Yes, you can use the num option in the books’ blueprint to set the prefix based on a date field: Page blueprint | Kirby CMS

I agree with Bastian that using an external service to speed up the search is a very efficient way to increase search performance. Alternatively, as Carsten suggested, you could speed up the Kirby instance using one of my plugins.

  1. Adding a wrapping cache around your front-end search results will speed up recurring searches.

Taken from one of my projects this is how I cache search results…

site/templates/search.php

<?php

$query = get('q', '');
$results = null;

if (strlen($query) >= 3) {
    $language = kirby()->language()->code();
    $data = lapse('search' . $query . $language, function () use ($query) {
        $results = site()->index()->listed()->search($query, explode('|', 'title|text|blocks'))->limit(7);
        return array_values($results->toArray(function ($page) {
            $field = $page->text()->or($page->blocks());
            if (Str::startsWith($field->value(), '[{"')) {
                $field = $field->toBlocks();
            }
            return [
              'title' => $page->title()->value(),
              'url' => $page->url(),
              'excerpt' => Str::unhtml(markdown($field->excerpt(200))),
            ];
        }));
    }, 15); // in minutes

    $results = new \Kirby\Cms\Collection($data);
}

if ($results && $results->count()): ?>
  <ul>
    <?php foreach ($results as $result): ?>
      <li>
        <a href="<?= $result['url'] ?>"><?= $result['title'] ?></a>
        <p><?= $result['excerpt'] ?></p>
      </li>
    <?php endforeach ?>
  </ul>
<?php endif;
  1. The benefit of adding a plugin like Boost is that every query in your front-end and within the panel, not just searches, will be quicker (3x-4x) as the content is loaded from RAM (in the case of APCu) instead of files.

I thought it was a bit too simple.
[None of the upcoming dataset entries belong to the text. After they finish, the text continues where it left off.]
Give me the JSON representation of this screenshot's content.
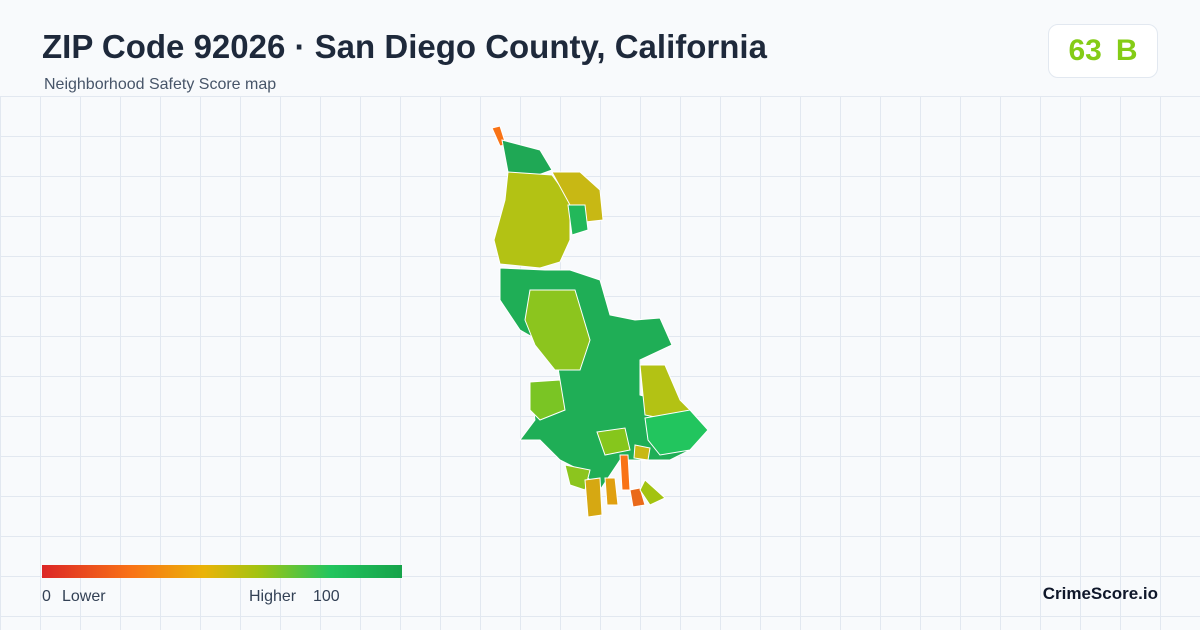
{
  "header": {
    "title": "ZIP Code 92026 · San Diego County, California",
    "subtitle": "Neighborhood Safety Score map"
  },
  "score": {
    "value": 63,
    "grade": "B"
  },
  "legend": {
    "min": 0,
    "min_label": "Lower",
    "max_label": "Higher",
    "max": 100
  },
  "brand": "CrimeScore.io"
}
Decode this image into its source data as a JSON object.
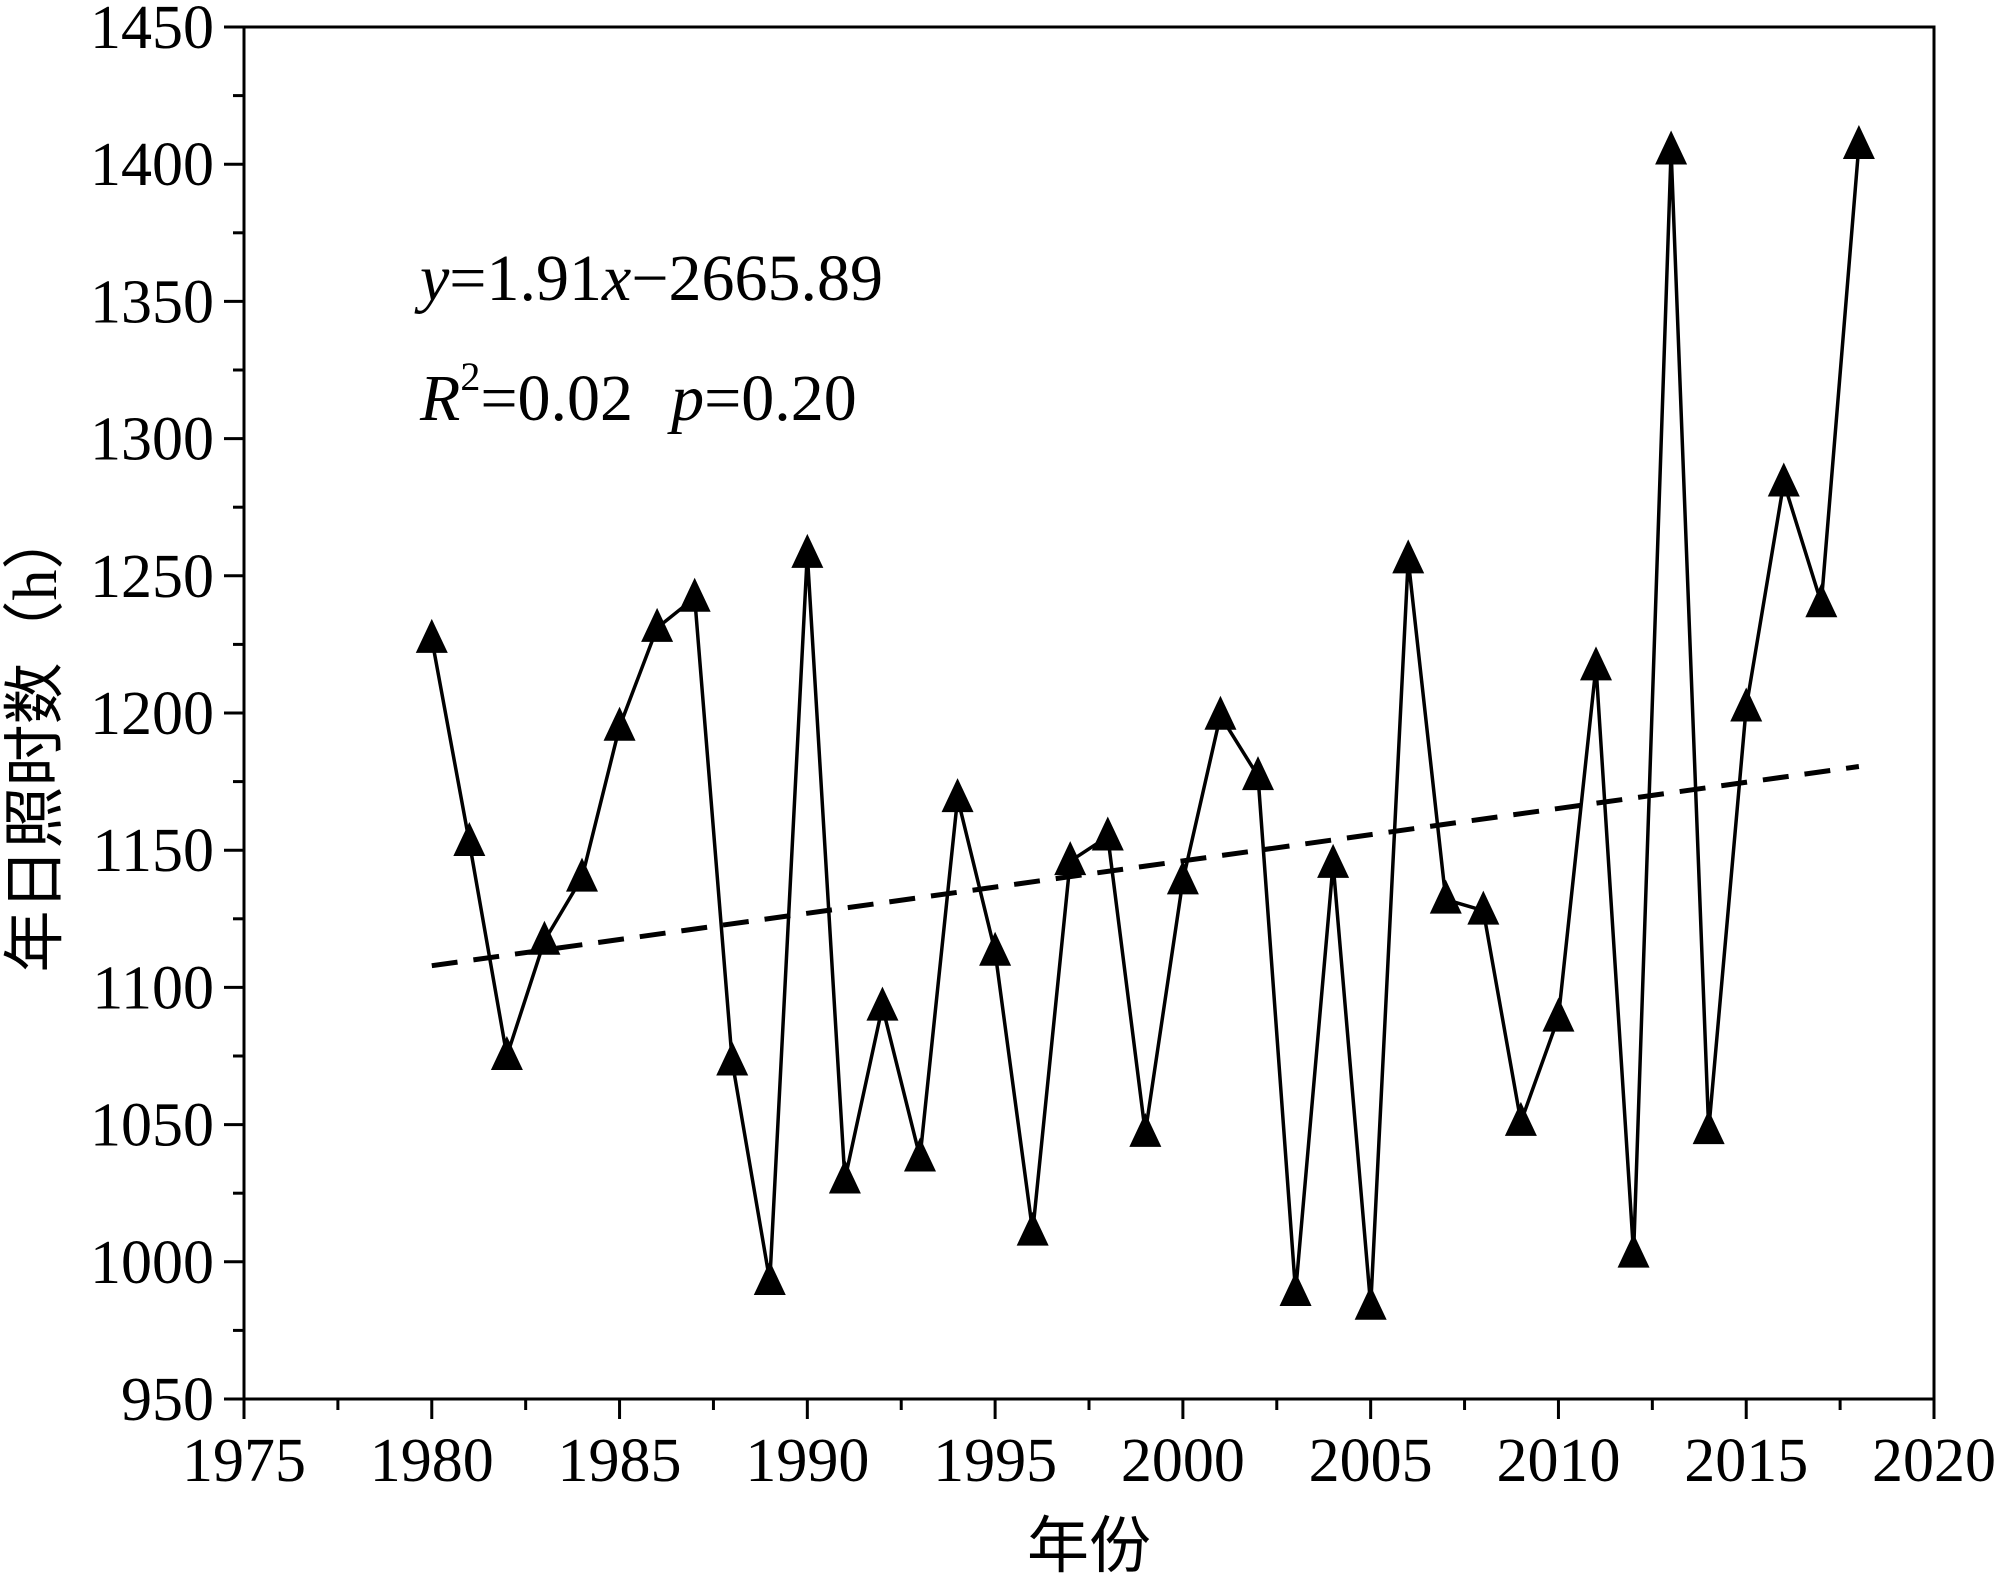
{
  "chart_data": {
    "type": "line",
    "xlabel": "年份",
    "ylabel": "年日照时数（h）",
    "xlim": [
      1975,
      2020
    ],
    "ylim": [
      950,
      1450
    ],
    "xticks": [
      "1975",
      "1980",
      "1985",
      "1990",
      "1995",
      "2000",
      "2005",
      "2010",
      "2015",
      "2020"
    ],
    "yticks": [
      "950",
      "1000",
      "1050",
      "1100",
      "1150",
      "1200",
      "1250",
      "1300",
      "1350",
      "1400",
      "1450"
    ],
    "grid": false,
    "legend": "none",
    "series": [
      {
        "marker": "filled-triangle",
        "line_style": "solid",
        "color": "#000000",
        "x": [
          1980,
          1981,
          1982,
          1983,
          1984,
          1985,
          1986,
          1987,
          1988,
          1989,
          1990,
          1991,
          1992,
          1993,
          1994,
          1995,
          1996,
          1997,
          1998,
          1999,
          2000,
          2001,
          2002,
          2003,
          2004,
          2005,
          2006,
          2007,
          2008,
          2009,
          2010,
          2011,
          2012,
          2013,
          2014,
          2015,
          2016,
          2017,
          2018
        ],
        "y": [
          1227,
          1153,
          1075,
          1117,
          1140,
          1195,
          1231,
          1242,
          1073,
          993,
          1258,
          1030,
          1093,
          1038,
          1169,
          1113,
          1011,
          1146,
          1155,
          1047,
          1139,
          1199,
          1177,
          989,
          1145,
          984,
          1256,
          1132,
          1128,
          1051,
          1089,
          1217,
          1003,
          1405,
          1048,
          1202,
          1284,
          1240,
          1407
        ]
      },
      {
        "role": "trendline",
        "line_style": "dashed",
        "color": "#000000",
        "x": [
          1980,
          2018
        ],
        "y": [
          1107.91,
          1180.49
        ]
      }
    ],
    "annotations": {
      "equation_y": "y",
      "equation_rhs": "=1.91",
      "equation_x": "x",
      "equation_tail": "−2665.89",
      "r_symbol": "R",
      "r_sup": "2",
      "r_value": "=0.02",
      "p_symbol": "p",
      "p_value": "=0.20"
    }
  }
}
In the blueprint, the num field in the filter doesn’t seem to be available? Is that correct?

query: page.children.filter('num', 'num <', '20241015')

Is there a way that I can filter pages by their sort number?

filterBy and just < as operator
query: page.children.filterBy('num', '<', '20241015')

That’s great! Can ‘20241015’ be set dynamically?

sure. any php variable containing a string or integer will work.